なぜここで魔王の口からグレッグの名が出るのか。ランダは察したようだ。
「あのグレッグの野郎が、アタシの父親だと!?」
「ご名答」
魔王は満足げにうなずいた。そして嬉しそうに笑う。
「貴様は、父親を殺してしまったのさ」
「嘘だ!」
「嘘ではない。この目で見た、真実だとも」
心底おもしろそうな表情で、魔王はランダを見つめる。魔王の表情から読み取れるのは、愉悦。胸の奥底から楽しみを見出しているかのように見える。

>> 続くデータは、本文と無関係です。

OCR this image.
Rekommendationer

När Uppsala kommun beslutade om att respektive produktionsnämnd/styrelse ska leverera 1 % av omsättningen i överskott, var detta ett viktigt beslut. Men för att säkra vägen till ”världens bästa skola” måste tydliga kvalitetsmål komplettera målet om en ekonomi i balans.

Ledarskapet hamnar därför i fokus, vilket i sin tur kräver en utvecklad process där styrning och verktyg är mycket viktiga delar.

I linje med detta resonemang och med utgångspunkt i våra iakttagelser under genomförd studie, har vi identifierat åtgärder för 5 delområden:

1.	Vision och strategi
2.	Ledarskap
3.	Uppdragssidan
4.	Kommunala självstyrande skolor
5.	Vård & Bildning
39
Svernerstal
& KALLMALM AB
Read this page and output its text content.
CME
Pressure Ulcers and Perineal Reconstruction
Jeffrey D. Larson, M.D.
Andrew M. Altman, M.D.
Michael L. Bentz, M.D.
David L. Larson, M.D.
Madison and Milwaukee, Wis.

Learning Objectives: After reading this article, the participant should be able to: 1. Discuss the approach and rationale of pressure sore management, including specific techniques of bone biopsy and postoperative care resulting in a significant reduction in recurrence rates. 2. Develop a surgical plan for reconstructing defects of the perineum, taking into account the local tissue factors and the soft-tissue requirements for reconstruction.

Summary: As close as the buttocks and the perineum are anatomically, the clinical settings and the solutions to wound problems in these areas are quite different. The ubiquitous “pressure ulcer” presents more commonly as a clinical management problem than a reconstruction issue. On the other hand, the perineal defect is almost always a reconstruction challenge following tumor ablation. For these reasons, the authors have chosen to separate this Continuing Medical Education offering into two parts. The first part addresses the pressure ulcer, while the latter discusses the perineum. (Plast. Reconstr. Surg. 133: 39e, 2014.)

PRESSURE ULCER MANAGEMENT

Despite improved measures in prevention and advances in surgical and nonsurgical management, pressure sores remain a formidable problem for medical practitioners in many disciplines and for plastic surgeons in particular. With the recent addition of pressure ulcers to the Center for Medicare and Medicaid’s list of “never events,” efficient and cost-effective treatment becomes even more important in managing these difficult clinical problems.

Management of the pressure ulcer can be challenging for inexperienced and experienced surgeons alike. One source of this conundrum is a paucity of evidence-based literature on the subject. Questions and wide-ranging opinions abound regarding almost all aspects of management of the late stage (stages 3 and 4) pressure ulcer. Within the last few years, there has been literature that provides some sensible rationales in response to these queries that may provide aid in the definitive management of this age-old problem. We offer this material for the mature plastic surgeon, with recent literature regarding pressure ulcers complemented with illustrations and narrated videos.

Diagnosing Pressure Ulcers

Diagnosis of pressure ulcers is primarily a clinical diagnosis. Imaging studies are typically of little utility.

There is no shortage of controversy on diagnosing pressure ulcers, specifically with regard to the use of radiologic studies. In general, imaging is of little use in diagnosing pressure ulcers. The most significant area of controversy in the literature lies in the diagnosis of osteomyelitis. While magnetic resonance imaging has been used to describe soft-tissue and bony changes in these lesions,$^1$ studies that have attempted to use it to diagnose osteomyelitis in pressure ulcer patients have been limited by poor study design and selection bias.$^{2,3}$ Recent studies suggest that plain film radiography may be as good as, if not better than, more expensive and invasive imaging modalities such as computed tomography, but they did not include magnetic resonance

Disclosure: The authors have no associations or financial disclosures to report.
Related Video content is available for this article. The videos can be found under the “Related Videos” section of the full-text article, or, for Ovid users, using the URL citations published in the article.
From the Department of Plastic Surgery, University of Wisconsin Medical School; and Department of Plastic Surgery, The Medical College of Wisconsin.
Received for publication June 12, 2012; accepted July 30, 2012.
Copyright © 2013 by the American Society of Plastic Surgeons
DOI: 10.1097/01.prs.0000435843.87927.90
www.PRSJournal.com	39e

「嘘だ! あのクソ野郎が、アタシの父親だなんて!!」
「そういえば、貴様の母親は笑って言ったな。お前の父親は立派に生きている、と」
「ああ……っ!?」
ランダの表情が愕然としたものになった。彼女の顔色が青くなる。
魔王が追い打ちをかけた。
「貴様の母親は、
「嘘だ、嘘だ……! 母さん……!」
ランダは混乱している。魔王の言っていることに、心当たりがあるらしい。
ルウルウはたまらず、ランダの肩にすがりつく。
「ランダさん! 落ち着いて……」
「いつか、会えるって、会えるかもしれないって……母さん……!」
ランダは頭を抱えて、肩を震わせている。ルウルウの言葉も聞こえていない。
「アタシは……実の父親を……!」
「ランダさん……!」
ランダは顔を手で覆って、黙り込んだ。ルウルウの呼びかけにも反応しない。
ランダとルウルウの様子を、ジェイドも見ている。魔王によってジェイドの口は引き結ばれ、体は椅子から離れない。だがジェイドは厳しい表情で魔王を睨みつけた。まるでオオカミが噛みつかんばかりの表情だ。
魔王はその視線をなんでもないように受けて、笑った。
「父親殺しのランダ、かわいそうな女」
「――、――!!」
カッと、ジェイドの口が開いた。叫び声は出ない。だが腕が動いた。ショートソードの柄に手をやり、刃を抜き払う。そして剣の切っ先を、魔王に向かって投げつけた。
――ガチャン!
ショートソードは魔王に当たらなかった。魔王の姿が一瞬で消えて、投げられた剣は魔王の向こうにあった棚へと突き立つ。棚に置かれた小瓶がいくつか倒れ、中身があふれ出す。
「おや、暗示が解けたのか」
魔王が床に立っている。魔王は、うつむいたランダの肩を叩く。
「魔王、卑怯者め!」
ジェイドの口からやっと、魔王を罵る言葉が出る。ジェイドはそこまで言うと、荒く息を吐いて、激しく肩を上下させた。魔王の暗示を解くために、彼自身の全身全霊をかけたのだろう。
「貴様の悪意に、俺たちは決して折れたりしない」
うめくような低い声で、ジェイドは魔王に啖呵を切った。
魔王の目元が、おもしろそうなものを見つけた子供のように、輝いた。